Chances are, our culture will fall in love with the next big thing in sports. You named several possibilities: LeBron. Jeter. Brady. Manning. Tebow. And you helpfully asked us to trust at our own risk. But risk America will and trust we’ll give. For a culture that largely lacks God, we tend to create as many gods as we can.
We don’t need another athlete to worship, Gene. We don’t need Jeter’s class or McNabb’s grace or Peyton’s “genuine” nature. And we don’t even need Tim Tebow, who you posit as wanting “the responsibility of setting a standard.” Tebow himself won’t live up to that standard, Gene. And if he’s got any substance behind his talk he knows that too.
It’s funny that in a column that advocates not worshipping athletes again you offer several for our consideration. The truth is, you’re probably voicing the thoughts of many. Tiger will blow by, off the media radar screen, and the next One will take his place as hero and god. Maybe he already has.

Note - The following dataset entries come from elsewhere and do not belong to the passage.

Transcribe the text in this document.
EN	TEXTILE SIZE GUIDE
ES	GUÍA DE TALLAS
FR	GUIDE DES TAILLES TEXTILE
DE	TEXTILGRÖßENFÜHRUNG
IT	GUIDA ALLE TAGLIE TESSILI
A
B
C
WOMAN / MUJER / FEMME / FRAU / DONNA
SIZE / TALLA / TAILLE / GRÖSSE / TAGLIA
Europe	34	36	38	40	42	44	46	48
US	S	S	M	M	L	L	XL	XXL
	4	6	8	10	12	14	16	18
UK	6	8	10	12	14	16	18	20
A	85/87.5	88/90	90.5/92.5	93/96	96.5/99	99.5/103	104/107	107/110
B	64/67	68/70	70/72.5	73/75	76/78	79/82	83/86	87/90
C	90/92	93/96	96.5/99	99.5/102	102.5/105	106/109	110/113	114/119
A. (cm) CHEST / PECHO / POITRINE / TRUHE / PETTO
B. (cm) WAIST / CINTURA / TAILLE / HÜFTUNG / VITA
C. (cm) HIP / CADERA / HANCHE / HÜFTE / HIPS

But we don’t need another god in America. We’ve got plenty. What we need, Gene, is the God who holds all things in his hands, the One who never has and never will fail, the One who is the same yesterday, today and forever. We need the God who demonstrated his greatness not by winning the Masters or a league MVP, but by becoming a servant supremely on a cross.
We need the gospel, Gene, not an athlete.